Hidden vs Potential cost escalation.

Hidden costs are those items that a pool builder may allow for but the allowances may not cover your expectations.  Often a builder will allow an amount for your coping, waterline tiles or even the interior finish that is much less than what you would choose for your pool, the item you have your heart set on costs more.  For example, the Coping (tile band around the top of your pool), waterline tiles, and interior finishes can all vary widely in cost.  Potential cost escalations are those items where provisional sums have been allowed in the contract and should only relate to excavation costs.  The last area where costs can escalate are things not allowed for in the contract or exclusions which could be things like pool fencing, certification, electrical works, etc.

  1. Allowances for finishes.

The first area to consider in hidden costs is the finishes allowed for in the quote. When considering if a pool is for you, can I suggest you look at the finishes you like (Pinterest and Instagram can be great research tools), and once you have determined what you like, do some research into the quality and cost of the individual items.  For example, waterline tiles may vary by $50m2 or more, so for an average pool the variance between a builder’s allowance and what you want could be at least $500 or more. Doing your research first will help you define to the builder what you want and then the costs can be allowed for in the quote.

  1. Excavation costs.

However, the second major cause for cost escalation is excavation.  All pool builders will allow for a cost for excavation of your pool, and it will always be a provisional sum.  What’s a provisional sum you may ask?  A provisional sum is a cost associated with the contract that cannot be accurately measured.  The reason for this is we don’t know what’s under the ground.  It could be rock, rubbish, soft sand, etc and as a result until we start digging we won’t know easily what we are up against.  Whilst it doesn’t happen often, we have recently had 2 pool digs where we struck a rubbish tip.

Sometimes the unexpected may lay beneath the ground that no one can see.   Generally it is only when we start digging that we can find issues that can lead to more costs.  A solution for this may be to organise a soil test, if access can be achieved, for a vehicle auger that can drill down and see what type of soil and whether there are any unforeseeable obstructions.

Another area associated with excavation is when a pool builder reduces his overall price by cutting excavation costs, allowances for finishes etc., so that they come in as one of the cheaper quotes and hopefully wins your work.  Don’t be fooled into thinking cheaper is better, as no one ever complained about buying good quality.  Average excavation costs including removal and disposal of clean fill should be around $4,000-$6,000 depending on access.

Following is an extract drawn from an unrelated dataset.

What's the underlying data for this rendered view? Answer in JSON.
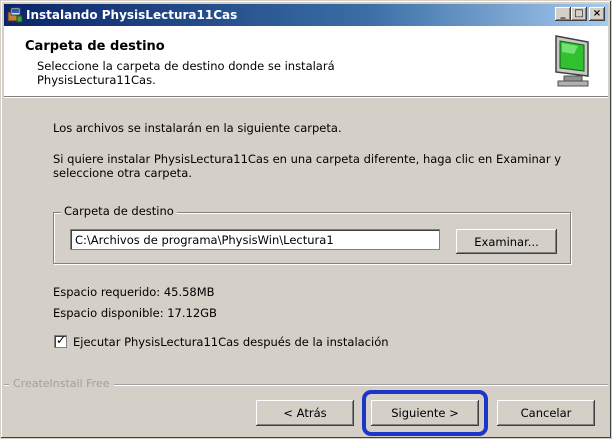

  1. Exclusions-items not part of the contract.

, you need to consider the parts of your project you need but may not be included.  An example would be any paving/landscaping, pool fencing, or electrical works.  A plumber may also be required if there is nowhere to run your backwash to.  In some cases, you may need to earth your fence if it is within 1200-1300mm of the pool water.  These additional costs can add up.

The best way to resolve these issues is to have a company that will manage all steps of the project. From the initial design to quoting for your pool and surrounds.  Also don’t forget to ask for a fixed price.  If all decisions are made during the design process then your quote should not vary.  The only area for potential cost creep is in excavation.